There was a familiarity to Doom’s rhymes that cast a wide net. He would commonly use references and sayings from a different era. Forget the 80’s or 90’s namedrops, dude sometimes would dig deep into the bag and drop some 1950’s reference that only a person who grew up watching black and white gangster movies on TV would know — the time before remote controls were even commonplace. 

But as specific as those references are, it somehow didn’t make his music any less relatable. This might explain why his fan base was so varied and dedicated. He has enough whimsical shit to attract the weirdos but in his core, he was also a rapper rapping about rap shit. Girls, drinking, drugs…it’s all there — nestled between the punchlines and jewels that drew in the purists.

This is a song where he can say some absurd shit like “When I hit it, slid into the shitter, thought I killed a goose, her power use was pure Britta water filter juice;” then moments later, he dropped, “only in america could you find a way to earn a healthy buck and still keep your attitude on self destruct.” It’s not a linear song with a message; it’s simply a guy rapping about whatever he wanted to rap about. There was no reinventing the wheel with that type of song but at the same time, literally no one but Doom could have ever made it. 
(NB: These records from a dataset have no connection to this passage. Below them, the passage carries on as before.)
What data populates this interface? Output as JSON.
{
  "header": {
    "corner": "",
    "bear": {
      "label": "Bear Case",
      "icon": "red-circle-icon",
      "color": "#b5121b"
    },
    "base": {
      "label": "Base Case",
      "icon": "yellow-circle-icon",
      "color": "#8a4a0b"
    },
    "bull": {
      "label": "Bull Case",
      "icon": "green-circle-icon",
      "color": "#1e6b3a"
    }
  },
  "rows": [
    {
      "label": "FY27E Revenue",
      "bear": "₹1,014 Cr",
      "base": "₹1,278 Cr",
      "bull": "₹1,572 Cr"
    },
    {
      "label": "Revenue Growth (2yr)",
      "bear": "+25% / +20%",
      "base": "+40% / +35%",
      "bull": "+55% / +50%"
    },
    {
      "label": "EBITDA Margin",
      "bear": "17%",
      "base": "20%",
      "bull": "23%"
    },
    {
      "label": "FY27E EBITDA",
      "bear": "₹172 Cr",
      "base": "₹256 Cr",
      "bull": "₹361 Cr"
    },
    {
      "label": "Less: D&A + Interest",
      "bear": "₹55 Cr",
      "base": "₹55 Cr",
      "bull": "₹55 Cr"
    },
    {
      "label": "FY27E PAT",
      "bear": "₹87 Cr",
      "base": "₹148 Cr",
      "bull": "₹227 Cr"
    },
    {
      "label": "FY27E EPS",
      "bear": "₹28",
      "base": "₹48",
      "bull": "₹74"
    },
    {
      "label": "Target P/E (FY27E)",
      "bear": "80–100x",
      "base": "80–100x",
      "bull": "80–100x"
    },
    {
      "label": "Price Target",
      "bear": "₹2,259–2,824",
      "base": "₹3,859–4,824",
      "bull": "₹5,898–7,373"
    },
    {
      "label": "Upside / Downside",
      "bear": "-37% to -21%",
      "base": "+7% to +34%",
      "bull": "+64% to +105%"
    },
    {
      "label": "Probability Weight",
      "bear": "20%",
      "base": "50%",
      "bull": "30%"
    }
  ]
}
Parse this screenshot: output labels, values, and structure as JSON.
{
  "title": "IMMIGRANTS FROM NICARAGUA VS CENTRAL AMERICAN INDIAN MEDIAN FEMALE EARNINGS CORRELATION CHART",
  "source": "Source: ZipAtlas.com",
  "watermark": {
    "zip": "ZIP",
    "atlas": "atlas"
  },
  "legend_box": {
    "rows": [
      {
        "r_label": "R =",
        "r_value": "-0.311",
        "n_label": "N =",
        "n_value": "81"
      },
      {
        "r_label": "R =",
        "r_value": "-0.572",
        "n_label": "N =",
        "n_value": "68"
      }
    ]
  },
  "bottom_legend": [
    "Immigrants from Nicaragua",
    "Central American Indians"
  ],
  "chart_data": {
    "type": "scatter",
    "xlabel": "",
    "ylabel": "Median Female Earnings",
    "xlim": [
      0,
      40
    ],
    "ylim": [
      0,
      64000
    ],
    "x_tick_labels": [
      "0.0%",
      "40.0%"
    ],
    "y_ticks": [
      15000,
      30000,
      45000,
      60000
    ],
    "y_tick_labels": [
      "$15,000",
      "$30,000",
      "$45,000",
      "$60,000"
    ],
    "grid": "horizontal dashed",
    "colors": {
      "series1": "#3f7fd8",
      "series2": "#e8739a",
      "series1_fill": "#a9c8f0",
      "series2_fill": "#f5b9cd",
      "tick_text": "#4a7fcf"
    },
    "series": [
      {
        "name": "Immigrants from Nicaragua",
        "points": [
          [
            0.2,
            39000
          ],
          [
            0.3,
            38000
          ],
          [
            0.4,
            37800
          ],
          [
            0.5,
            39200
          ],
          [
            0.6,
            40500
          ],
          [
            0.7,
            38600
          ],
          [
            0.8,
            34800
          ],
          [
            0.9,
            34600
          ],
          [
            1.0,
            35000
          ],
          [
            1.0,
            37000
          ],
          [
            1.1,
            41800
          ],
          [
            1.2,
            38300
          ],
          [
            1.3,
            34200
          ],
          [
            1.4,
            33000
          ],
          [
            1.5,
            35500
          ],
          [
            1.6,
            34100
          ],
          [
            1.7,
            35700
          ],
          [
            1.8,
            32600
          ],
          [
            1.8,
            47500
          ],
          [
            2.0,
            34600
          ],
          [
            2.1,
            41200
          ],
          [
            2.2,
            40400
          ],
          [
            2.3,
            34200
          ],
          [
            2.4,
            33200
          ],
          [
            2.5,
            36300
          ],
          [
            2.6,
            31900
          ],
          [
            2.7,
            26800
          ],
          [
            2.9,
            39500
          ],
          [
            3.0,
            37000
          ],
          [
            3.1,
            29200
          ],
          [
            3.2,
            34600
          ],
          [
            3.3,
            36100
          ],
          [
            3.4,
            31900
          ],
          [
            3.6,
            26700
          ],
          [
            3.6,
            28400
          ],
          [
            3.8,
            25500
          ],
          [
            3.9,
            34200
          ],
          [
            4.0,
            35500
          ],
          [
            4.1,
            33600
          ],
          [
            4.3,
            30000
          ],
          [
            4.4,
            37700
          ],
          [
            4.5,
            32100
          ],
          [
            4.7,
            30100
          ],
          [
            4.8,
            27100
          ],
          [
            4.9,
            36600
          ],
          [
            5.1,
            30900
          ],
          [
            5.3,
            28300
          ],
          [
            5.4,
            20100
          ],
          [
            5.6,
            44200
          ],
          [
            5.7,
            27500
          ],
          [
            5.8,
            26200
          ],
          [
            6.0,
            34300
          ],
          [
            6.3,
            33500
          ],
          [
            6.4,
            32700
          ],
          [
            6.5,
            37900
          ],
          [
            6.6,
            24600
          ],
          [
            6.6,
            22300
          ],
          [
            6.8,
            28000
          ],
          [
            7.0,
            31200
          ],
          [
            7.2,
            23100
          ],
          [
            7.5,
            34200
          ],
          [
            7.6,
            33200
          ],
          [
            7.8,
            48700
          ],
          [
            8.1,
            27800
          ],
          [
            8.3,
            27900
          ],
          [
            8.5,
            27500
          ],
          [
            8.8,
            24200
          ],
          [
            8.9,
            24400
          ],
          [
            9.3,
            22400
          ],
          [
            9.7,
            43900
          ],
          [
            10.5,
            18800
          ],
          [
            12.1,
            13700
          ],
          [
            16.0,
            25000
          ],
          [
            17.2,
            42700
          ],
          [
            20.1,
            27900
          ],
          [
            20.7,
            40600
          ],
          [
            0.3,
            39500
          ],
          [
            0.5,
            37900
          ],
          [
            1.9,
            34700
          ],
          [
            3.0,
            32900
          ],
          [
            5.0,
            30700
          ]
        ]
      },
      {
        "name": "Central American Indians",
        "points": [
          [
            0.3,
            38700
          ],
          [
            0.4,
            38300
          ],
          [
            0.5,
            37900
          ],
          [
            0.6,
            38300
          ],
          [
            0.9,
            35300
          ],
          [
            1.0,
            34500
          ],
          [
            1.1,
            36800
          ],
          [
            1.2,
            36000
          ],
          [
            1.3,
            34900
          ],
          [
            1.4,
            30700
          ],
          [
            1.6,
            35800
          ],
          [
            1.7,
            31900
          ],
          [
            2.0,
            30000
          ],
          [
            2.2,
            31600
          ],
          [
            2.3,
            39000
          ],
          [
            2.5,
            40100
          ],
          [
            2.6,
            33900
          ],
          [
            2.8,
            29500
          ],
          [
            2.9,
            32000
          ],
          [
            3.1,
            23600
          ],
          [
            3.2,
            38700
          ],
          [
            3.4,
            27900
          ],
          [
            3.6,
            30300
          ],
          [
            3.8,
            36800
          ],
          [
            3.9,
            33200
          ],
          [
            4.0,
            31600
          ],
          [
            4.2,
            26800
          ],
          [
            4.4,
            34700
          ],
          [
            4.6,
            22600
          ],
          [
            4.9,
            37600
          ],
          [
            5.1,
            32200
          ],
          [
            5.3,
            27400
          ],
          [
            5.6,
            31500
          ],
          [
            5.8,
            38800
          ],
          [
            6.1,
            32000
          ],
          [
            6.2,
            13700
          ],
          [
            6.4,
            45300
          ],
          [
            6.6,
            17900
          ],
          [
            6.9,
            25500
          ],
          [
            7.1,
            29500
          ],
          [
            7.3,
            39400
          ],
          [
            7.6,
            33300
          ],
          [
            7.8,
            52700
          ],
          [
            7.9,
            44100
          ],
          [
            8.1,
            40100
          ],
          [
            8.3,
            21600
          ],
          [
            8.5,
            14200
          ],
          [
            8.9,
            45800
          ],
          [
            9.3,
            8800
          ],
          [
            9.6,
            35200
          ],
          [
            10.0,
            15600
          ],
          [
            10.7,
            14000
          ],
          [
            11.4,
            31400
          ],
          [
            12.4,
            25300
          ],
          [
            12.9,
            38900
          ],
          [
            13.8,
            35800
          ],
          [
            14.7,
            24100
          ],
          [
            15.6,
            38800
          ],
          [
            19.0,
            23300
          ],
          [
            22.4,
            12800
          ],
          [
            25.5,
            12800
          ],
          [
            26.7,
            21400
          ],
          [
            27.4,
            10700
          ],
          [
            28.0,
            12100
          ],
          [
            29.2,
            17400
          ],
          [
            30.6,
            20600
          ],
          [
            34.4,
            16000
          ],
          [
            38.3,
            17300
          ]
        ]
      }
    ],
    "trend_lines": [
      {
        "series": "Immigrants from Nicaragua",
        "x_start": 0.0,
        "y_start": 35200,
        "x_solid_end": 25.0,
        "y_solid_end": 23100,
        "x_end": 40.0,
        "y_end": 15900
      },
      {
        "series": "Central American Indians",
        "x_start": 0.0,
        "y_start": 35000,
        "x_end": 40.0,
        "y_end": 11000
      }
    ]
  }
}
On the production side, Doom honestly defies all reason and logic.  He’s a guy who took familiar things and made them new.  As a producer, I can’t tell you how hard that is. Hell, I actively never sample music that I actually like for the reason of it being too familiar and being unable to see it out of that context. Doom is the opposite: he often made beats out of songs he clearly had a deep connection with. These were famous songs, songs that I’m sure he grew up hearing. Songs that he probably knew inside and out. 

Case in point, this song. He samples “One Hundred Ways” by James Ingram and Quincy Jones: a song that I was familiar with long before I heard “Rhymes Like Dimes. But I had NO idea it was the sample source. To me, it was just a somewhat sappy but cool 80’s R&B joint. In a million years, I wouldn’t think to mine it for the main sample from the greatest song ever made. But Doom came in and found the most infectious loop, buried in the midst of a cheesy keyboard solo. Again, I can’t stress how dope that is to me. The first time that I made the connection, I literally stood there with my mouth open, shocked that I hadn’t realized it earlier and probably mouthed the words “that motherfucker…”. And that’s what Doom did as a producer; he found the best part that no one had thought to find before and made it into a song. But it falls in line with his rhymes in the sense that the beats themselves feel like a familiar friend. It’s a universe that really only Doom exists in. 

While it is devastating to lose a man who gave so many people joy and still had gas in the tank, we can be thankful that he left behind so much for us. Not only was he extremely prolific, but I can’t name another hip-hop artist who made his debut IN THE 80’S and not only maintained his status, but actually got better over a decade later.  Shout out to this legend. There will never be another like him.